The most influential northern school of art in the fifteenth century was centered in Flanders. Jan van Eyck (YAHN vahn YK or van AYK) (c. 1390-1441) was among the first to use oil paint, a medium that enabled the artist to use a varied range of colors and create fine details. In the famous Giovanni Arnolfini and His Bride, van Eyck’s attention to detail is staggering: precise portraits, a glittering chandelier, and a mirror reflecting the objects in the room. Although each detail was rendered as observed, it is evident that van Eyck’s comprehension of perspective was still uncertain. His work is truly indicative of northern Renaissance painters, who, in their effort to imitate nature, did so not by mastery of the laws of perspective and proportion but by empirical observation of visual reality and the accurate portrayal of details. Moreover, northern painters placed great emphasis on the emotional intensity of religious feeling and created great works of devotional art, especially in their altarpieces.
Michelangelo summarized the difference between northern and Italian Renaissance painting in these words:
In Flanders, they paint, before all things, to render exactly and deceptively the outward appearance of things. The painters choose, by preference, subjects provoking transports of piety, like the figures of saints or of prophets. But most of the time they paint what are called landscapes with plenty of figures. Though the eye is agreeably impressed, these pictures have neither choice of values nor grandeur. In short, this art is without power and without distinction; it aims at rendering minutely many things at the same time, of which a single one would have sufficed to call forth a man’s whole application.
By the end of the fifteenth century, however, artists from the north began to study in Italy and were visually influenced by what artists were doing there.

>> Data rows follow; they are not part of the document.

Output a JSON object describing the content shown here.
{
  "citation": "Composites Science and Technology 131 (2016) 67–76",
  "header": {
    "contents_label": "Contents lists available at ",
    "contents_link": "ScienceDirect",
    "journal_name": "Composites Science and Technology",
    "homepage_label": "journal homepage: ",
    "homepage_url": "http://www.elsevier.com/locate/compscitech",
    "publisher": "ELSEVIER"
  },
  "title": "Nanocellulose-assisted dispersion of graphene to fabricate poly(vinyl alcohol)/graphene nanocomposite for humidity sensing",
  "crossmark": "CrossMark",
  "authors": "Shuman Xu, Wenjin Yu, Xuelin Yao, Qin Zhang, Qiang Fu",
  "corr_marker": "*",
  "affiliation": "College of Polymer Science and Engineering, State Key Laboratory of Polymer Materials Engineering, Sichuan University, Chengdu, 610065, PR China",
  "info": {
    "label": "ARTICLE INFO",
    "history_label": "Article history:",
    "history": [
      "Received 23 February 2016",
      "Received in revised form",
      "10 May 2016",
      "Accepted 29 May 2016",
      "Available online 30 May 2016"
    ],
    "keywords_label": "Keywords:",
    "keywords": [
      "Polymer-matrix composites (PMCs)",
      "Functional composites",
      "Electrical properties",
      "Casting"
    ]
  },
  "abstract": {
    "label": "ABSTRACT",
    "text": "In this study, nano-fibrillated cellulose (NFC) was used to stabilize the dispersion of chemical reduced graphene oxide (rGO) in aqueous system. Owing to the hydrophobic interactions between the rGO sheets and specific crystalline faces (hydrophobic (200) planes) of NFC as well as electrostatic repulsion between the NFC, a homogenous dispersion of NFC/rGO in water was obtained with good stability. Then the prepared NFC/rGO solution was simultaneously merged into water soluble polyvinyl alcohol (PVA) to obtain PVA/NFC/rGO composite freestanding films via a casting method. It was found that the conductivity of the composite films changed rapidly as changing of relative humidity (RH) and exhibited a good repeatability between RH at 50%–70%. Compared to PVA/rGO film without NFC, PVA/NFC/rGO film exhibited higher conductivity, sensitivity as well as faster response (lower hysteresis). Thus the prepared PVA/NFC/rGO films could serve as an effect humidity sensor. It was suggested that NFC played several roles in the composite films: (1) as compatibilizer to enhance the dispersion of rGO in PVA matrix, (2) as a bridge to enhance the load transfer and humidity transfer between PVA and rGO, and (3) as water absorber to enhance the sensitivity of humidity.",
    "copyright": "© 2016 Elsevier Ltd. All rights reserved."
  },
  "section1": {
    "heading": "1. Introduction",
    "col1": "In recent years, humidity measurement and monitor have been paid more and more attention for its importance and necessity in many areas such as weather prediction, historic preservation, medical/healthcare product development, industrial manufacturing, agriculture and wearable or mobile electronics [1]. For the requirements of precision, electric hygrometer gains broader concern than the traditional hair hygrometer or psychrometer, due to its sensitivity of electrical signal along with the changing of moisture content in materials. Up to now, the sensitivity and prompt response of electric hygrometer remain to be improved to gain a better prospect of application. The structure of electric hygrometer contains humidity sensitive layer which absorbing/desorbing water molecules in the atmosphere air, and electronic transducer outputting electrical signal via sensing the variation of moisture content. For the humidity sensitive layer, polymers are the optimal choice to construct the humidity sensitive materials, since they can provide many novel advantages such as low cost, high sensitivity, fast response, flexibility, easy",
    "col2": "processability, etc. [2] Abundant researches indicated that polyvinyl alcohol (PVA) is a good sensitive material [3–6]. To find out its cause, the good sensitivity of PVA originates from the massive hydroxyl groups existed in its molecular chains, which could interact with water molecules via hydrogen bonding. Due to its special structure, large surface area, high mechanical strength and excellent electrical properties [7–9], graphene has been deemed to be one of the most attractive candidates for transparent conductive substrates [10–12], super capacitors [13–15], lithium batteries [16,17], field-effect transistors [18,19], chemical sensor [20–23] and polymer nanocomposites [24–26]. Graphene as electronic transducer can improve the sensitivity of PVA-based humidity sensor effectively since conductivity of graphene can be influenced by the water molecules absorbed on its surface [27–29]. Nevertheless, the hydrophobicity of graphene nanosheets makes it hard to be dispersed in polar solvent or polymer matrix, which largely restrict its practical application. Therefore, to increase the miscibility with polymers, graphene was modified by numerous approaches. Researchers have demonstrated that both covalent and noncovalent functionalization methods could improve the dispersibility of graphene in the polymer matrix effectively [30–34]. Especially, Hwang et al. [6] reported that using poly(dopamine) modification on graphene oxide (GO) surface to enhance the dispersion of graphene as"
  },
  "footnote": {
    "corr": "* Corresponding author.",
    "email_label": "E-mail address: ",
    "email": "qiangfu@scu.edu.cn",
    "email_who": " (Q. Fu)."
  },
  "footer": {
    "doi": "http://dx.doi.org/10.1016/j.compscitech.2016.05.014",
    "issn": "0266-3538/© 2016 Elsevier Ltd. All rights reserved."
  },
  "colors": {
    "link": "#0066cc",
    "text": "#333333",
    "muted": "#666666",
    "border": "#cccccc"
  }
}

One northern artist of this later period who was greatly affected by the Italians was Albrecht Dürer (AHL-brekht DOO-rur) (1471-1528) from Nuremberg. Dürer made two trips to Italy and absorbed most of what the Italians could teach, as is evident in his mastery of the laws of perspective and Renaissance theories of proportion. He wrote detailed treatises on both subjects. At the same time, as in his famous Adoration of the Magi, Dürer did not reject the use of minute details characteristic of northern artists. He did try, however, to integrate those details more harmoniously into his works and, like the Italian artists of the High Renaissance, to achieve a standard of ideal beauty by a careful examination of the human form.